Perhaps it's about time someone told the folks over at One News that when it comes
to matters internet, most kids are a whole lot smarter than your average
Since the site is located outside NZ's jurisdiction, there's not a whole lot
that can be done to pull the pictures -- which brings the problem
of the borderless Net back into the spotlight.
To quote from the NZoom story: "Internal Affairs says the pictures may still
breech NZ laws if they are classified as offensive" -- so it would be unwise for
anyone here to publish copies of the pictures concerned.
But hang on -- I believe that the images concerned are probably already
being published from machines located in NZ. I wonder how many ISP's
web caches are carrying copies of the images -- would they perhaps
be risking prosecution?
Given the agressive level of caching that XTRA and ClearNet/ZFree seem to
be running, I'd wager a sizeable sum that they are effectively publishing
those potentially "offensive" images by serving them up from a machine
hosted within NZ.
Am I going to provide you with a link to the website that's caused all this
fuss and bother?
Hell no. If you're reading this and you really want to spend your time
ogling the grotesque aftermath of a violent attack then you're probably
more than smart enough to figure it out the URL of the website yourself
using the information kindly provided in the One News video footage.

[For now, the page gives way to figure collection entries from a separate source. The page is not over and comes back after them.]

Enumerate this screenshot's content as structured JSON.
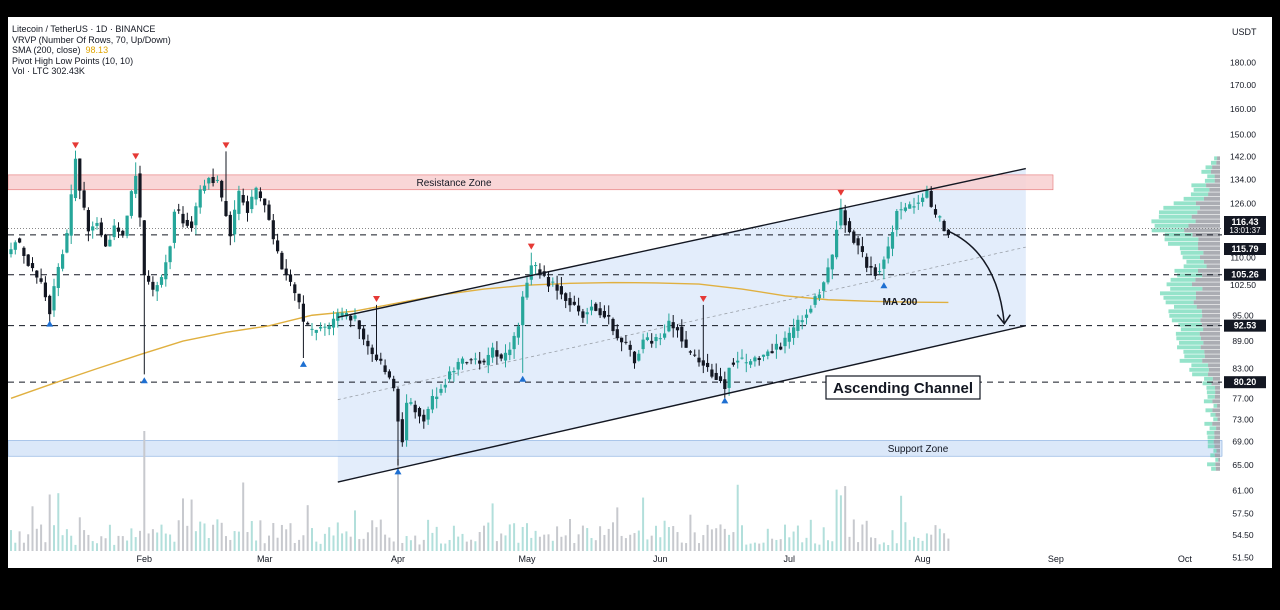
{
  "header": {
    "symbol_line": "Litecoin / TetherUS · 1D · BINANCE",
    "vrvp": "VRVP (Number Of Rows, 70, Up/Down)",
    "sma_label": "SMA (200, close)",
    "sma_value": "98.13",
    "pivot": "Pivot High Low Points (10, 10)",
    "volume": "Vol · LTC  302.43K",
    "currency": "USDT"
  },
  "annotations": {
    "resistance": "Resistance Zone",
    "support": "Support Zone",
    "channel": "Ascending Channel",
    "ma": "MA 200"
  },
  "price_tags": [
    {
      "value": 116.43,
      "text": "116.43",
      "sub": "13:01:37",
      "style": "dark"
    },
    {
      "value": 115.79,
      "text": "115.79",
      "style": "dark"
    },
    {
      "value": 105.26,
      "text": "105.26",
      "style": "dark"
    },
    {
      "value": 92.53,
      "text": "92.53",
      "style": "dark"
    },
    {
      "value": 80.2,
      "text": "80.20",
      "style": "dark"
    }
  ],
  "colors": {
    "up": "#26a69a",
    "down": "#131722",
    "volume_up": "#b2dfdb",
    "volume_down": "#c7c9ce",
    "sma": "#e0b040",
    "resistance_fill": "#f8cfd0",
    "support_fill": "#d7e6f8",
    "channel_fill": "#e3edfb",
    "pivot_high": "#e53935",
    "pivot_low": "#1e6fd1"
  },
  "chart_data": {
    "type": "candlestick",
    "ylim": [
      50,
      190
    ],
    "log_scale": true,
    "y_ticks": [
      51.5,
      54.5,
      57.5,
      61,
      65,
      69,
      73,
      77,
      83,
      89,
      95,
      102.5,
      110,
      118,
      126,
      134,
      142,
      150,
      160,
      170,
      180
    ],
    "x_tick_labels": [
      {
        "label": "Feb",
        "day": 31
      },
      {
        "label": "Mar",
        "day": 59
      },
      {
        "label": "Apr",
        "day": 90
      },
      {
        "label": "May",
        "day": 120
      },
      {
        "label": "Jun",
        "day": 151
      },
      {
        "label": "Jul",
        "day": 181
      },
      {
        "label": "Aug",
        "day": 212
      },
      {
        "label": "Sep",
        "day": 243
      },
      {
        "label": "Oct",
        "day": 273
      }
    ],
    "last_day": 229,
    "anchors": [
      [
        0,
        112
      ],
      [
        1,
        115
      ],
      [
        3,
        111
      ],
      [
        5,
        106
      ],
      [
        7,
        103
      ],
      [
        9,
        96
      ],
      [
        11,
        107
      ],
      [
        13,
        116
      ],
      [
        14,
        128
      ],
      [
        15,
        141
      ],
      [
        16,
        130
      ],
      [
        18,
        118
      ],
      [
        20,
        120
      ],
      [
        22,
        113
      ],
      [
        24,
        119
      ],
      [
        26,
        116
      ],
      [
        28,
        129
      ],
      [
        29,
        136
      ],
      [
        30,
        121
      ],
      [
        31,
        105
      ],
      [
        33,
        101
      ],
      [
        35,
        104
      ],
      [
        37,
        114
      ],
      [
        38,
        124
      ],
      [
        40,
        121
      ],
      [
        42,
        119
      ],
      [
        44,
        130
      ],
      [
        46,
        135
      ],
      [
        48,
        133
      ],
      [
        49,
        127
      ],
      [
        51,
        117
      ],
      [
        53,
        129
      ],
      [
        55,
        124
      ],
      [
        57,
        130
      ],
      [
        59,
        126
      ],
      [
        61,
        115
      ],
      [
        63,
        107
      ],
      [
        65,
        103
      ],
      [
        67,
        98
      ],
      [
        68,
        93
      ],
      [
        70,
        91
      ],
      [
        72,
        92
      ],
      [
        74,
        92
      ],
      [
        76,
        95
      ],
      [
        78,
        95
      ],
      [
        80,
        94
      ],
      [
        82,
        89
      ],
      [
        84,
        86
      ],
      [
        86,
        84
      ],
      [
        88,
        81
      ],
      [
        89,
        79
      ],
      [
        90,
        73
      ],
      [
        91,
        69
      ],
      [
        92,
        76
      ],
      [
        94,
        75
      ],
      [
        96,
        73
      ],
      [
        98,
        77
      ],
      [
        100,
        79
      ],
      [
        102,
        82
      ],
      [
        104,
        84
      ],
      [
        106,
        85
      ],
      [
        108,
        85
      ],
      [
        110,
        84
      ],
      [
        112,
        87
      ],
      [
        114,
        85
      ],
      [
        116,
        87
      ],
      [
        118,
        93
      ],
      [
        119,
        99
      ],
      [
        120,
        104
      ],
      [
        121,
        108
      ],
      [
        123,
        106
      ],
      [
        125,
        103
      ],
      [
        127,
        102
      ],
      [
        129,
        99
      ],
      [
        131,
        97
      ],
      [
        133,
        95
      ],
      [
        135,
        98
      ],
      [
        137,
        96
      ],
      [
        139,
        94
      ],
      [
        141,
        90
      ],
      [
        143,
        88
      ],
      [
        145,
        85
      ],
      [
        147,
        89
      ],
      [
        149,
        89
      ],
      [
        151,
        90
      ],
      [
        153,
        93
      ],
      [
        155,
        92
      ],
      [
        157,
        87
      ],
      [
        159,
        85
      ],
      [
        161,
        84
      ],
      [
        163,
        82
      ],
      [
        165,
        81
      ],
      [
        166,
        79
      ],
      [
        167,
        84
      ],
      [
        169,
        85
      ],
      [
        171,
        84
      ],
      [
        173,
        85
      ],
      [
        175,
        86
      ],
      [
        177,
        87
      ],
      [
        179,
        88
      ],
      [
        181,
        90
      ],
      [
        183,
        93
      ],
      [
        185,
        96
      ],
      [
        187,
        99
      ],
      [
        189,
        103
      ],
      [
        191,
        110
      ],
      [
        192,
        119
      ],
      [
        193,
        124
      ],
      [
        195,
        117
      ],
      [
        197,
        113
      ],
      [
        199,
        108
      ],
      [
        201,
        106
      ],
      [
        202,
        107
      ],
      [
        204,
        112
      ],
      [
        206,
        124
      ],
      [
        208,
        124
      ],
      [
        210,
        126
      ],
      [
        212,
        128
      ],
      [
        213,
        130
      ],
      [
        214,
        124
      ],
      [
        215,
        122
      ],
      [
        216,
        121
      ],
      [
        217,
        118
      ],
      [
        218,
        117
      ]
    ],
    "sma200": [
      [
        0,
        77
      ],
      [
        10,
        80
      ],
      [
        20,
        83
      ],
      [
        30,
        86
      ],
      [
        40,
        89
      ],
      [
        50,
        91
      ],
      [
        60,
        92.5
      ],
      [
        70,
        95
      ],
      [
        80,
        96
      ],
      [
        90,
        98
      ],
      [
        100,
        100
      ],
      [
        110,
        101.5
      ],
      [
        120,
        102.5
      ],
      [
        130,
        103
      ],
      [
        140,
        103.2
      ],
      [
        150,
        103.1
      ],
      [
        160,
        102.8
      ],
      [
        170,
        101.5
      ],
      [
        180,
        99.8
      ],
      [
        190,
        98.8
      ],
      [
        200,
        98.4
      ],
      [
        210,
        98.2
      ],
      [
        218,
        98.13
      ]
    ],
    "zones": {
      "resistance": [
        130.5,
        135.5
      ],
      "support": [
        66.5,
        69.2
      ]
    },
    "channel": {
      "start_day": 76,
      "end_day": 236,
      "upper": [
        94.5,
        137.7
      ],
      "lower": [
        62.3,
        92.53
      ]
    },
    "levels": [
      116.43,
      105.26,
      92.53,
      80.2
    ],
    "pivot_highs": [
      [
        15,
        146
      ],
      [
        29,
        142
      ],
      [
        50,
        146
      ],
      [
        85,
        99
      ],
      [
        121,
        113
      ],
      [
        161,
        99
      ],
      [
        193,
        129.5
      ]
    ],
    "pivot_lows": [
      [
        9,
        93
      ],
      [
        31,
        80.6
      ],
      [
        68,
        84
      ],
      [
        90,
        64
      ],
      [
        119,
        80.9
      ],
      [
        166,
        76.6
      ],
      [
        203,
        102.5
      ]
    ],
    "projection": [
      [
        218,
        117.5
      ],
      [
        228,
        105
      ],
      [
        231,
        93
      ]
    ]
  }
}
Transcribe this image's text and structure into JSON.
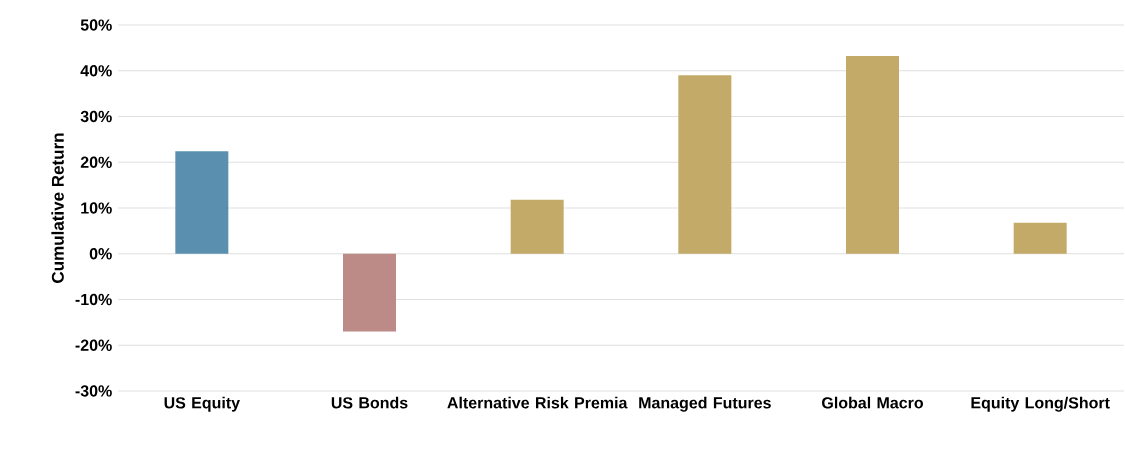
{
  "chart_data": {
    "type": "bar",
    "ylabel": "Cumulative Return",
    "categories": [
      "US Equity",
      "US Bonds",
      "Alternative Risk Premia",
      "Managed Futures",
      "Global Macro",
      "Equity Long/Short"
    ],
    "values": [
      22.4,
      -17,
      11.8,
      39,
      43.2,
      6.8
    ],
    "colors": [
      "#5a8fb0",
      "#bc8a87",
      "#c4aa68",
      "#c4aa68",
      "#c4aa68",
      "#c4aa68"
    ],
    "ylim": [
      -30,
      50
    ],
    "yticks": [
      {
        "value": -30,
        "label": "-30%"
      },
      {
        "value": -20,
        "label": "-20%"
      },
      {
        "value": -10,
        "label": "-10%"
      },
      {
        "value": 0,
        "label": "0%"
      },
      {
        "value": 10,
        "label": "10%"
      },
      {
        "value": 20,
        "label": "20%"
      },
      {
        "value": 30,
        "label": "30%"
      },
      {
        "value": 40,
        "label": "40%"
      },
      {
        "value": 50,
        "label": "50%"
      }
    ],
    "grid": "y"
  }
}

TV News Credibility Takes Another Hit
Regardless of the technical and journalistic issues it raises, you have to ask
whether the publishing of these potentially "offensive" images on a website
half a world away was even worthy of a spot on the six o'clock news?
After all, the material concerned hasn't actually been classified as "offensive"
by Internal Affairs and its publication affects just a handful of people.
Was this just another instance of the mainstream media looking to associate the
Net with evil nasty things?
I know I
ranted on this subject just the other day,
but if they're that hard up for news, what about covering the Sky TV fiasco
-- an issue that affects over a million NZers.
I still can't believe how the Sky story appears to have been actively
suppressed by both TVNZ and TV3.
Oh... hang on, aren't both organisations in bed with Sky and reliant on it
to rebroadcast their content via the digital satellite service? Surely it
couldn't be that these relationships have ensured that we'll never see a
negative word spoken about the pay TV broadcaster on our evening news?
Is the line between infomercial and "award winning TV news coverage" perhaps
becoming a little blurred these days?